Dass Deutschland geteilt war, dass es eine Mauer gab, Fluchtversuche mit Toten – das alles war für einen kleinen Jungen im Grunde nicht verständlich. In West-Berlin zwischen Reichstag und Mauer betrachtete ich verwundert die Holzkreuze, die dort an DDR-Flüchtlinge erinnerten, die es nicht geschafft hatten. Weit hinter dem Brandenburger Tor erblickte ich Passanten. Das war die andere Welt, die mir viel weiter weg vorkam als griechische Inseln während unserer Ferien.

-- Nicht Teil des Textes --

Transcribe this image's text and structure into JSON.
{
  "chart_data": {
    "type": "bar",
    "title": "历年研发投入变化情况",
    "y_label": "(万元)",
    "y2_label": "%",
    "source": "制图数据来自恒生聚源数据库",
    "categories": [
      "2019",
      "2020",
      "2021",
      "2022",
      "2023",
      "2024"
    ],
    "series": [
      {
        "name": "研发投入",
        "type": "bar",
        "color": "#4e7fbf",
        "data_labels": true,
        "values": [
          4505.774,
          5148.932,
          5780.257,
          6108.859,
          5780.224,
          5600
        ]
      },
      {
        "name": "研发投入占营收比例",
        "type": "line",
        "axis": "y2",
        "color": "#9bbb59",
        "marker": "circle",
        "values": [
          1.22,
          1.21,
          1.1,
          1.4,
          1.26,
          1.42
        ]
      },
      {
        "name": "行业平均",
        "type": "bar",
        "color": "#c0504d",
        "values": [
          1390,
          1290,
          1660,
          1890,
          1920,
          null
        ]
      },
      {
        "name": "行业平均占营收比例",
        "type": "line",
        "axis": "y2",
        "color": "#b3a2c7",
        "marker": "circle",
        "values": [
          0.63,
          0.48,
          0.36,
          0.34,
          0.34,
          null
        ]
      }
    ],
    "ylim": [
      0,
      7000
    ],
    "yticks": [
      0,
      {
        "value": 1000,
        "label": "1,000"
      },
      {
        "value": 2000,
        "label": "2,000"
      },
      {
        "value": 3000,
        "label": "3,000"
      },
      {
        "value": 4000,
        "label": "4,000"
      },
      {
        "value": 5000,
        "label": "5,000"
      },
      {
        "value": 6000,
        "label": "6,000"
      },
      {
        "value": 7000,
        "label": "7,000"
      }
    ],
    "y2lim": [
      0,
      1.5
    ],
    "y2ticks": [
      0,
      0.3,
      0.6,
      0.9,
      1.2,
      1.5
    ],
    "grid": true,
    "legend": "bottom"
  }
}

Eine Trabikolonne in Hamburg
Dann fiel die Mauer. Eines frühen Morgens parkte bei uns ein Trabant vor dem Haus. Eine Cousine meiner Mutter war mit ihrem Mann und der Tochter nach Hamburg gekommen – und nicht nur sie. Ein Korso von «Trabis» schob sich lautstark hupend und blau qualmend durch die Innenstadt, begleitet von jubelnden, winkenden Wessis. Es war der reinste Wahnsinn. Das Glück über die Grenzöffnung, der erste Besuch im Westen, die Euphorie – Mutters Cousine wurde es zu viel, sie musste sich erst einmal übergeben.
Drei Jahrzehnte ist das her. Im Juli dieses Jahres machten wir eine dreitägige Stippvisite in Berlin. Am Brandenburger Tor bemühte ich mich, meiner chilenischen Ehefrau und unseren beiden Jungs zu erklären, wie das damals nun war mit der Teilung. Man kann das sachlich erläutern. Aber emotional wird´s schwierig. Wie soll ich dieses Gefühl vermitteln, als damals Pakete aus der DDR ankamen, in denen die Verwandten selbst gemachte Waffeln, selbst gestrickte Wintersocken und Naturkundebücher eingepackt hatten? Oder wenn mein Großvater über das Haus seines Vaters in Rostock sprach, das er hinter dem Eisernen Vorhang verloren hatte?
Selfies an der Mauer und Checkpoint Charlie eine Disney-Attraktion
Der berühmte Grenzübergang Checkpoint Charlie kam mir jetzt wie eine kitschige Disney-Attraktion vor. Selfies mit als Wachsoldaten verkleideten Statisten. Hier, wo einst zwei Weltmächte sich hoch aufgerüstet ganz nah gegenüberstanden, zeugt nichts mehr von der Brisanz und der Tragik dieses deutschen Dramas. Diesseits und jenseits – man muss es vielleicht selbst ein wenig miterlebt haben, um es glauben zu können.